Bij sommige werkgevers is thuiswerken inmiddels het uitgangspunt en werken op locatie de uitzondering, maar niet in ieder bedrijf bestaat ruimte om werknemers thuis te werken en ook niet alle functies zijn daarvoor geschikt. De vraag rijst in welke gevallen een werknemer een thuiswerkrecht heeft.
Recht op thuiswerken?
Vooropgesteld zij dat thuiswerken in beginsel geen recht is van de werknemer dat hij door (twee jaar) veel thuiswerken heeft verworven. Uitgangspunt is dat de werkgever bepaalt waar een werknemer zijn werk uitoefent. Vanaf het moment dat het thuiswerkadvies van de RIVM van tafel ging, mochten werkgevers op grond van hun instructierecht werknemers dus (weer) verplichten op locatie te werken.

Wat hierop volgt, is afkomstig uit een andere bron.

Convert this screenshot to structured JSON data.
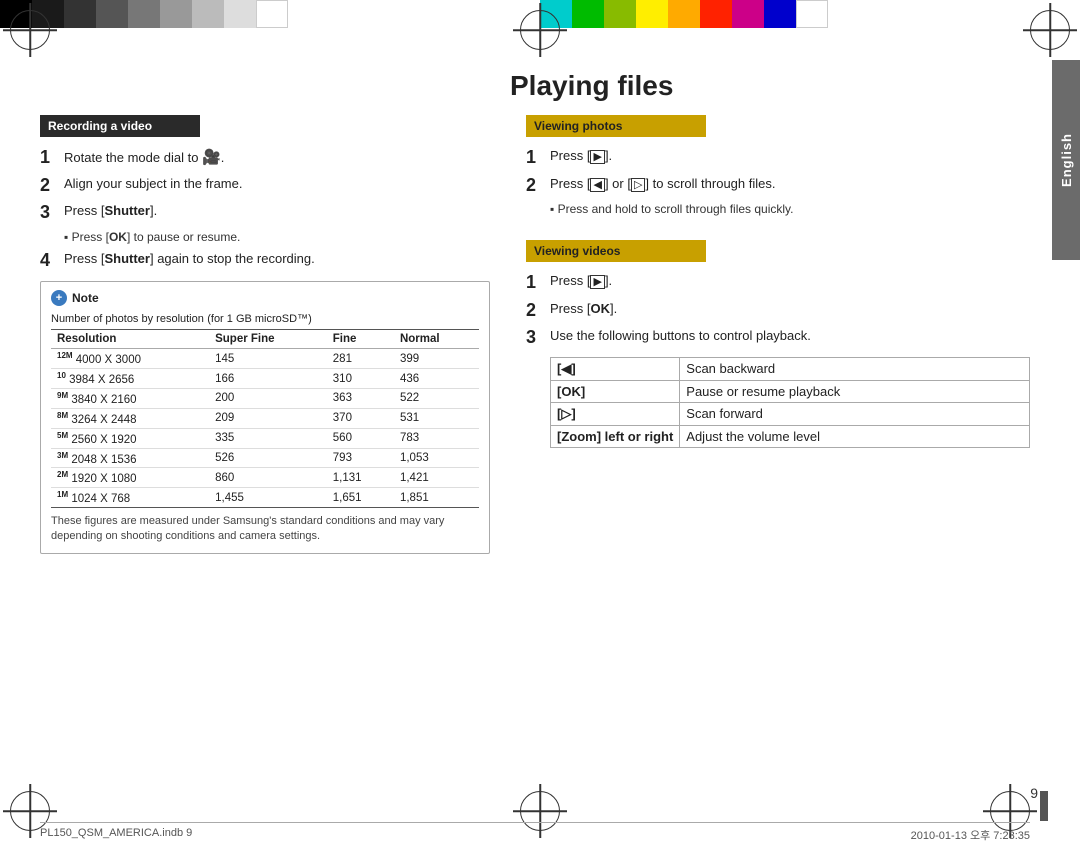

Wel kan een rol spelen hoe over thuiswerken in de coronatijd en de periode daarna is gecommuniceerd. Bijvoorbeeld: is in de communicatie richting werknemers aangegeven dat uitganspunt werken op kantoor blijft en/of is bij invoering van een thuiswerkbeleid een (corona)voorbehoud gemaakt? Indien de werkgever een onvoorwaardelijk thuiswerkbeleid heeft ingevoerd (dat geldt ongeacht corona-overheidsmaatregelen) kan wel sprake zijn van een verworven thuiswerkrecht.
Moet je als werkgever een thuiswerkverzoek inwilligen?
De werknemer die normaliter op locatie werkt, maar graag (deels) thuis zou willen werken, kan dit dan ook niet zomaar afdwingen. Hij dient zijn werkgever hierom te verzoeken. Dat kan (indien aanwezig) op grond van een bij werkgever geldend thuiswerkbeleid, maar dit recht is ook wettelijk verankerd voor de werknemer die:
- ten minste een half jaar in dienst is;
- daartoe bij de werkgever een schriftelijk verzoek indient; en
- het verzoek minimaal twee maanden vóór het beoogde tijdstip van ingang indient.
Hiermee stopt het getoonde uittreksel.